Former Fort Bliss commander gets new assignment in Kuwait
By DAVID BURGE | El Paso (Texas) Times | Published: July 1, 2013
Former Fort Bliss commander Maj. Gen. Dana J.H. Pittard has a new job.
The Department of Defense has announced that Pittard, an El Paso native, will be the new deputy commander for U.S. Army Central/Third U.S. Army in Kuwait.
Part of his duties will include overseeing the U.S. military operation in Jordan, which includes about 200 soldiers from Fort Bliss, said Fort Bliss spokesman Maj. Joe Buccino.
"It's an important job and an acknowledgment of his strategic planning ability, his understanding of the complexity of that region and his abilities to lead combined, joint efforts," Buccino said.
Pittard will start his new duties in the next few weeks, Buccino said.
Pittard took over as commander of Fort
Bliss in July 2010 and then the 1st Armored Division in May 2011. He relinquished both positions on May 23, 2013, to Maj. Gen. Sean B. MacFarland.
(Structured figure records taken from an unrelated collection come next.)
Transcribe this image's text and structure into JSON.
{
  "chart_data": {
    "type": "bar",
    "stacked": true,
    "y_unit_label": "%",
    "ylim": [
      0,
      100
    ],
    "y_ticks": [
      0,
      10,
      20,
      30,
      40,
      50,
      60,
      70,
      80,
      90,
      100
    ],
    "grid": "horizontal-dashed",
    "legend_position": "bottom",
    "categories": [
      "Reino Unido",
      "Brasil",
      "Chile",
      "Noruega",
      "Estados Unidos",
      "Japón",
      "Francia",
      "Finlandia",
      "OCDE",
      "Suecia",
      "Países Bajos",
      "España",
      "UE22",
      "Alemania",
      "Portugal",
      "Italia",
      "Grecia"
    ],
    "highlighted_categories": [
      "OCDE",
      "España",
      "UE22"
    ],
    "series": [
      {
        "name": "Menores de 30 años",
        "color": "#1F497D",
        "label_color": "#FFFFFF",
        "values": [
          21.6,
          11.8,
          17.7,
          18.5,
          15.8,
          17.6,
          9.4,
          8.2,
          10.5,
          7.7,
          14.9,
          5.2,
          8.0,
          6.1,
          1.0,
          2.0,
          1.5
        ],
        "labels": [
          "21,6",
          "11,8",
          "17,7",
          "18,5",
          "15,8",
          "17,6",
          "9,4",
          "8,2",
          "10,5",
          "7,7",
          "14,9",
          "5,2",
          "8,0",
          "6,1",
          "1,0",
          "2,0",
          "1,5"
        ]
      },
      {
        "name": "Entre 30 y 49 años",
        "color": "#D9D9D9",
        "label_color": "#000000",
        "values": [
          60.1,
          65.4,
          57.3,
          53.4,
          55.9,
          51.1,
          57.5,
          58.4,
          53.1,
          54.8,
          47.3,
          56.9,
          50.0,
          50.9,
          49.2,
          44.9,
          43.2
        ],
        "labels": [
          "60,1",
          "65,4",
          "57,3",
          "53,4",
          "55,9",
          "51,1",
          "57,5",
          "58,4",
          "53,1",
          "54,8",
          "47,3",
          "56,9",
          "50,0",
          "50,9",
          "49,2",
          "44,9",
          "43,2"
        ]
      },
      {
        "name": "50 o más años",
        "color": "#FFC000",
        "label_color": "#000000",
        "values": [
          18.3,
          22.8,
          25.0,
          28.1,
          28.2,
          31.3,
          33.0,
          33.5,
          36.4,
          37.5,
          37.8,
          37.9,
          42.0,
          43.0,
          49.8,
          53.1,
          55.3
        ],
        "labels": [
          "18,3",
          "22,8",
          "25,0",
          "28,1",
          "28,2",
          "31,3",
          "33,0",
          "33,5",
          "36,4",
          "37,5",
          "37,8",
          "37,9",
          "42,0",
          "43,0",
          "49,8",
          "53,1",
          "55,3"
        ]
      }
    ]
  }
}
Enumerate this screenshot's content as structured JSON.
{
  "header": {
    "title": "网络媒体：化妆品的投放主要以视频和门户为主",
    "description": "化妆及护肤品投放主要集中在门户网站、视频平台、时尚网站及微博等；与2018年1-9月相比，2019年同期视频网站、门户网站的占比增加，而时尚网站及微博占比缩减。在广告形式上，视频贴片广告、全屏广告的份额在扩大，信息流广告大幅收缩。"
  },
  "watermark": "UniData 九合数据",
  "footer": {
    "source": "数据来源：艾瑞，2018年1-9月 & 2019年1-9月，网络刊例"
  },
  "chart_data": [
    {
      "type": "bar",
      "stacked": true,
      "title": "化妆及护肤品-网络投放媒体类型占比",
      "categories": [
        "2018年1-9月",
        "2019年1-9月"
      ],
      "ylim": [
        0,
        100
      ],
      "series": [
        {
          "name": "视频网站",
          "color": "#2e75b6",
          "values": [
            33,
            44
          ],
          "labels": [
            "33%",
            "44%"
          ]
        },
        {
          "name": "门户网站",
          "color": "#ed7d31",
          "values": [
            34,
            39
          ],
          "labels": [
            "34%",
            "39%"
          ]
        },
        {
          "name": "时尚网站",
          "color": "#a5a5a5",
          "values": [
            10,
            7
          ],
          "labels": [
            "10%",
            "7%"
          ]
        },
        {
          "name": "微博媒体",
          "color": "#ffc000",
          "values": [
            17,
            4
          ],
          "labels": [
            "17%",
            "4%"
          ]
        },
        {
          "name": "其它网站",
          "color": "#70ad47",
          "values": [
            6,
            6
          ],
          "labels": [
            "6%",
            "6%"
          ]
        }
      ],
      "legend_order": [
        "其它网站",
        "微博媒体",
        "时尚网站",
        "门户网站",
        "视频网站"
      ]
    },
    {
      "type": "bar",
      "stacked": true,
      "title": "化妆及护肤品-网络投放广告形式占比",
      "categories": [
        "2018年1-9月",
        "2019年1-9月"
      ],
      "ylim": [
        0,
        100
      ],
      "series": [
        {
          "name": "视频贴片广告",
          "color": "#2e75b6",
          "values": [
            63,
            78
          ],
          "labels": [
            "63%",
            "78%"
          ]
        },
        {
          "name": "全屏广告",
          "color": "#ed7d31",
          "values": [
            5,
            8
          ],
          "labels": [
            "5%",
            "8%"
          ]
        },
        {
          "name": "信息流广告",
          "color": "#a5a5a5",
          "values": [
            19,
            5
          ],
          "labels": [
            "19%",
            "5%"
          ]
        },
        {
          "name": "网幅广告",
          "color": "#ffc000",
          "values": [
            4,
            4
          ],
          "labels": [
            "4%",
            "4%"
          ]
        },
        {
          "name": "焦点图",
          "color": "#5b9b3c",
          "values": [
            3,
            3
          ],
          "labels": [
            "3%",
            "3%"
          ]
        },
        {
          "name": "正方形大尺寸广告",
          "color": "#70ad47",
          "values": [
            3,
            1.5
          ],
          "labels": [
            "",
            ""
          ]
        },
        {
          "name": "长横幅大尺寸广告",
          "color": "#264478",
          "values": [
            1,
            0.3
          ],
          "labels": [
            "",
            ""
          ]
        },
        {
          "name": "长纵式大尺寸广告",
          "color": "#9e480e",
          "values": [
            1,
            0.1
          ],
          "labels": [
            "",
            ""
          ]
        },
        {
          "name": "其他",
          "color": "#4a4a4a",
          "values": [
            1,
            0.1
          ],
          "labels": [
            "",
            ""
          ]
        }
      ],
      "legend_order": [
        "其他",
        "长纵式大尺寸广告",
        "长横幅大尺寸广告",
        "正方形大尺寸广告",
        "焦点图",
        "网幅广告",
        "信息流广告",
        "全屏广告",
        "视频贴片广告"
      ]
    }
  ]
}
Most recently, Pittard has served as the special assistant to the commander at Training and Doctrine Command at Fort Eustis, Va.
Pittard graduated from Eastwood High School in 1977 and the U.S. Military Academy at West Point, N.Y., in 1981.
During his three-decade-plus military career, Pittard has also been the commanding general of the National Training Center and Fort Irwin, Calif. He served as the military aide for President Bill Clinton for about two years.
During his tenure at Fort Bliss, Pittard was credited with strengthening the bond between the installation
and El Paso and creating an "open post" where it is easier for civilians to visit Fort Bliss. Under Pittard's watch, Fort Bliss also became one of the busiest deployment and training centers in the military.
In addition, he emphasized environmental projects with an eye toward eventually making Fort Bliss self-sufficient in energy use, water and waste.
Other Pittard-led initiatives included placing a greater emphasis on combating soldier suicides, improving quality of life for soldiers and military families and setting big-picture goals like striving to be the fittest and most resilient community in the Army.